The Santa Clara, California-based company makes applications that help companies organize and automate their personnel and information technology operations. Like many peers, ServiceNow has spent the last two years baking generative AI features into its products. It offers a pricier subscription tier with those tools, which carry out tasks based on prompts from users. The software company is now focused on developing AI agents, which handle work without the need for assistance from human employees.

ServiceNow said it will offer more pay-as-you-go pricing in 2025 for its generative AI tools. This change, the company said, will mean “forgoing upfront incremental new subscriptions to instead drive accelerated adoption and monetize increasing usage over time.”

The shares fell more than 9% in premarket trading after closing at $1,143.63 in New York. The stock has increased 45% over the last 12 months and hit a record high earlier this week.

Shake-Up In Pricing Model

Investors have been concerned about the ways the generative AI could upend the traditional subscription-based business model for software vendors. The pricing structure change that ServiceNow announced is “significant,” and could hurt results, Adam Crisafulli, founder of industry analyst Vital Knowledge, said in an interview on CNBC.
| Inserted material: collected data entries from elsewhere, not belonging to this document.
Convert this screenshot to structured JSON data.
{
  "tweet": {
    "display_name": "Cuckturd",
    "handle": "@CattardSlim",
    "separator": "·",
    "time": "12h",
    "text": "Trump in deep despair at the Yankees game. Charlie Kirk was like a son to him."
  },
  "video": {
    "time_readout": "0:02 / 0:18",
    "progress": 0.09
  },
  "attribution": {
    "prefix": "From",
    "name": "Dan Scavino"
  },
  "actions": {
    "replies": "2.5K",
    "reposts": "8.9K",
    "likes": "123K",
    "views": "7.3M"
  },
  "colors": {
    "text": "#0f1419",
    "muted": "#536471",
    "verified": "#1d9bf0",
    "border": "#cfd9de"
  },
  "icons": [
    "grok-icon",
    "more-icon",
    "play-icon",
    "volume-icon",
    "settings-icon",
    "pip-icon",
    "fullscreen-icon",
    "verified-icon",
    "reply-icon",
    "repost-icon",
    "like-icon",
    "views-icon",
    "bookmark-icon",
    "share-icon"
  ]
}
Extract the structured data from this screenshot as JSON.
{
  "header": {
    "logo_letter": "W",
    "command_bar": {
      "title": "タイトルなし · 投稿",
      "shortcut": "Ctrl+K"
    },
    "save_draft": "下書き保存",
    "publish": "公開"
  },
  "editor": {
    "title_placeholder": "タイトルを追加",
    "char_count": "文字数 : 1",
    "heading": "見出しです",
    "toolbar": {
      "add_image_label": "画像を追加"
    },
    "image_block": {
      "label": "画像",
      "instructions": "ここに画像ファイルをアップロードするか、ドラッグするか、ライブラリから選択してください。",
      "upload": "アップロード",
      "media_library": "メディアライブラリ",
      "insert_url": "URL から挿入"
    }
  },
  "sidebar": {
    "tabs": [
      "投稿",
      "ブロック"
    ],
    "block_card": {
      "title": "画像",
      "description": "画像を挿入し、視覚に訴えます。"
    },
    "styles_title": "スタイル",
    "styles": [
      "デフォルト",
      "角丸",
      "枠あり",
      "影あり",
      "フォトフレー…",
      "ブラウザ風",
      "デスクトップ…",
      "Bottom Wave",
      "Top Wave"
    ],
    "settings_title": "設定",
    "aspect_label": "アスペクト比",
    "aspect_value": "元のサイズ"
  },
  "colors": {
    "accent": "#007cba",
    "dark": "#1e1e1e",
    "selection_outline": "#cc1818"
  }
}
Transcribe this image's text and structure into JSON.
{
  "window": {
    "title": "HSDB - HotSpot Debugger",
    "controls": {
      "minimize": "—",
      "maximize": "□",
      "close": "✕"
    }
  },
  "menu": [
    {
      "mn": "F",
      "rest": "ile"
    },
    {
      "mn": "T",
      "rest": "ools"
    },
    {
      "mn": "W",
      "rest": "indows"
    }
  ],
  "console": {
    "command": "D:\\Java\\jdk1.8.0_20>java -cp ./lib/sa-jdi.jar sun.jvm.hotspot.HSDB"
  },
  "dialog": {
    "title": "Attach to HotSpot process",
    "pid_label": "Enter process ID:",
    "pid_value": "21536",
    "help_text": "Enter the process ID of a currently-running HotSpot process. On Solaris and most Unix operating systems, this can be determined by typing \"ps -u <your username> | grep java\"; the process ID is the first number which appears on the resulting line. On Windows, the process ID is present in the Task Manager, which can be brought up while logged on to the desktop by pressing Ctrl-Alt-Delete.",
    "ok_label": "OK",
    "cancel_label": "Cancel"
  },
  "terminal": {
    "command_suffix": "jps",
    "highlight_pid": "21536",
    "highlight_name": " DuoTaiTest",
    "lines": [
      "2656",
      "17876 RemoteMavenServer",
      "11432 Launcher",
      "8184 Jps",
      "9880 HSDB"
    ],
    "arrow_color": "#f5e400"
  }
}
Still, application software companies like ServiceNow are expected to benefit from this week’s announcement that a Chinese AI startup, DeepSeek, had developed lower-cost AI models that rival US competitors. Analysts have said DeepSeek’s model will help give potential customers more choices and reduce the cost of the technology.

The rapidly declining costs of using the large language models that underpin generative AI gives ServiceNow the freedom to focus on adoption by customers and protect the company’s margins, Chief Executive Officer Bill McDermott said in an interview. “We’re looking at these models being commoditized at a faster rate than anybody could have imagined,” he said.